What is Kuder Richardson method of reliability?

What is Kuder Richardson method of reliability?

Kuder-Richardson Formula 20, or KR-20, is a measure reliability for a test with binary variables (i.e. answers that are right or wrong). Reliability refers to how consistent the results from the test are, or how well the test is actually measuring what you want it to measure.

How do you calculate the reliability of the KR21 index?

The formula for KR21 for scale score X is K/(K-1) * (1 – U*(K-U)/(K*V)) , where K is the number of items,U is the mean of X and V is the variance of X.

What is KR-20 used for?

The Kuder and Richardson Formula 20 (KR20) is used to estimate the reliability of binary measurements, to see if the items within the tests obtained the same binary (right/wrong) results over a population of testing subjects.

What is the difference between KR-20 and KR 21?

KR-21 is a simplified version of KR-20, which can be used when the difficulty of all items on the test are known to be equal. Like KR-20, KR-21 was first set forth as the twenty-first formula discussed in Kuder and Richardson’s 1937 paper. Similarly to KR-20, K is equal to the number of items.

What does a low KR-20 mean?

Usually, a KR20 figure of 0.8 is considered the minimal acceptable value. A figure below 0.8 could indicate that the exam was not reliable. The KR20 is influenced by difficulty, spread in scores, and length of the examination.

What does a negative KR 20 mean?

KR-20 scores range from 0-1 (although it is possible to obtain a negative score); 0 indicates no reliability and 1 represents perfect test reliability. A KR-20 score above 0.70 is generally considered to represent a reasonable level of internal consistency reliability.

What is a scorer reliability?

Scorer reliability refers to the consistency with which different people who score the same test agree. For a test with a definite answer key, scorer reliability is of negligible concern. When the subject responds with his own words, handwriting, and organization of subject matter, however,…

How is Scorer reliability established?

Score reliability is defined as the consistency and stability of scores obtained from a specific test for a particular group of people (Thompson, 2003). A second type, intrarater reliability, is established when a rater completes the same assessment on two or more occasions.

How reliable is kr21?

When KR21 has been used to estimate a test’s reliability, the user should note that the test has a lower bound of internal consistency reliability, particularly when the item difficulty range is great. (Author/GDC)

How reliable is Cronbach’s Alpha for KR-20?

If you have a test with more than two answer possibilities (or opportunities for partial credit), use Cronbach’s Alpha instead. The scores for KR-20 range from 0 to 1, where 0 is no reliability and 1 is perfect reliability. The closer the score is to 1, the more reliable the test.

What is the difference between aggregate and kr21?

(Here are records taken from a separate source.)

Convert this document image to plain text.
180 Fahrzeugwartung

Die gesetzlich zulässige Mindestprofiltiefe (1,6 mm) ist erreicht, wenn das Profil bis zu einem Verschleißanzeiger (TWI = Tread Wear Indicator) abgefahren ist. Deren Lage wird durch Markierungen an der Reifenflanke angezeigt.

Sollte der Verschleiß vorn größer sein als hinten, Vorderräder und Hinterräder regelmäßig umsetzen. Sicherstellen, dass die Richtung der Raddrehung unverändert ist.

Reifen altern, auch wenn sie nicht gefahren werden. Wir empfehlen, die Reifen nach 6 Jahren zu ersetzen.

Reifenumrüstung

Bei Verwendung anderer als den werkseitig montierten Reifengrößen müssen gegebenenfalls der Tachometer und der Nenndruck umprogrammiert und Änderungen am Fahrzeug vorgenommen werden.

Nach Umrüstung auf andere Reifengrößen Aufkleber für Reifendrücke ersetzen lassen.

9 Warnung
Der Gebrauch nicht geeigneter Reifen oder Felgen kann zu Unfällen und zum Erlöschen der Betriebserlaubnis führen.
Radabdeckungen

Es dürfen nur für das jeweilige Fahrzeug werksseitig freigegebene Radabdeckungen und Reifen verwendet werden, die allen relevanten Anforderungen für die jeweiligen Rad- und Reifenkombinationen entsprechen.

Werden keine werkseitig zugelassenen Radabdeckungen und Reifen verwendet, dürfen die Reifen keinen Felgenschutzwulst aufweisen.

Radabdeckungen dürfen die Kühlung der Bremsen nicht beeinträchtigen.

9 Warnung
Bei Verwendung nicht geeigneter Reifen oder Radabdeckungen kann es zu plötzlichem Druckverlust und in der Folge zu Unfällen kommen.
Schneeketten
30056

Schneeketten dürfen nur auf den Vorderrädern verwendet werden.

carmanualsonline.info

The KR21 formula uses the population (“biased”) estimate of the scale score variance, whereas Aggregate computes the sample (“unbiased”) estimate. Also, Aggregate will save the standard deviation of a variable to the new data set, but does not have a function to save the variance.

What is an acceptable KR-20 score?

The scores for KR-20 range from 0 to 1, where 0 is no reliability and 1 is perfect reliability. The closer the score is to 1, the more reliable the test. Just what constitites an “acceptable” KR-20 score depends on the type of test. In general, a score of above .5 is usually considered reasonable.